Gretyl’s jaw worked. “You’re assuming that because zottas talk about meritocracy, and because they’re full of shit, merit must be full of shit. It’s like astrology and astronomy: astrology talks about orbital mechanics and so does astronomy. But astronomers talk about orbital mechanics because they’ve systematically observed the sky, built falsifiable hypotheses from observations, and proceeded from there. Astrologers talk about orbital mechanics because it sounds sciencey and helps them kid the suckers.”

“My dad’s an astrologer then?”

“That’s an insult to astrologers.” They laughed. Some of the tension boiled off of Iceweasel. They’d bonded over talking shit about her dad. Gretyl used him as an avatar of every evil of the system. Iceweasel was pleased to go along with that for her own reasons. “Your dad is like a bloated duke who’s hired court astrologers to sacrifice chickens and reassure him that he’s the cat’s ass.”

“You’re talking about economists,” she said.

“Of course I’m talking about economists! I think you have to be a mathematician to appreciate how full of shit economists are, how astrological their equations are. No offense to your egalitarian soul, but you lack the training to understand how deeply bogus those neat equations are.”

Iceweasel stiffened. She knew Gretyl was kidding, but didn’t like to be told she “wasn’t qualified” to have a discussion, even in jest.

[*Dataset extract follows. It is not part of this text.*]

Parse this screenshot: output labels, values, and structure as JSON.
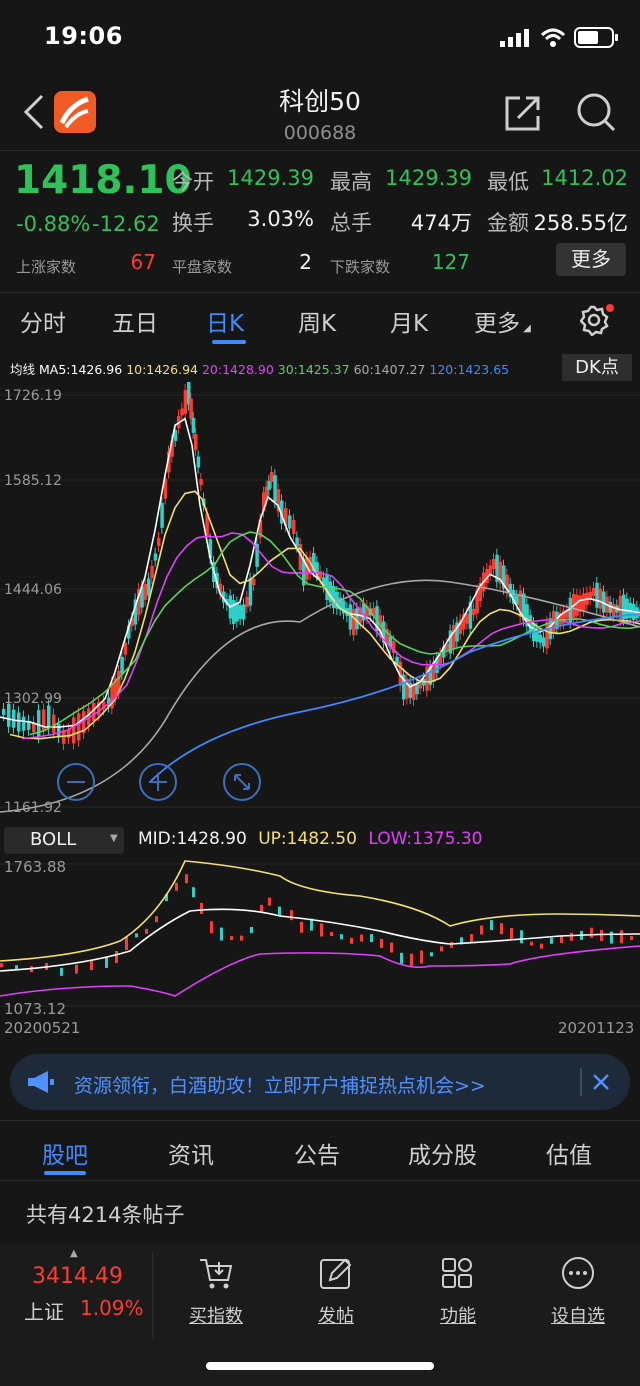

She pushed the feeling down, strove to access the part of her that lit up when Limpopo described this stuff.

If Gretyl noticed, she gave no sign: “Your dad hires economists for intellectual cover, to prove his dynastic fortunes and political influence are the outcome of a complex, self-correcting mechanism with the mystical power to pluck the deserving out of the teeming mass of humanity and elevate them so they can wisely guide us. They have a sciencey vocabulary conceived of solely to praise people like your father. Like job creator. As though we need jobs! I mean, if there’s one thing I’m sure of, it’s that I never want to have a job again. I do math because I can’t stop. Because I’ve found people who need my math to do something amazing.

“If you need to pay me to do math, that’s because a) you’ve figured out how to starve me unless I do a job, and b) you want me to do boring, stupid math with no intrinsic interest. A ‘job creator’ is someone who figures out how to threaten you with starvation unless you do something you don’t want to do.

“I used to watch you kids do your Communist parties, when I was in default and pretending any of that shit mattered. I’d get so angry at you, beyond any sane response. It wasn’t until I walked away that I figured out why: because every time you broke into an empty factory and turned the machines on, you proved I was a plow horse whose poor lips had been scarred by the bit in my teeth as I pulled a cart for the man with the whip and the feedbag.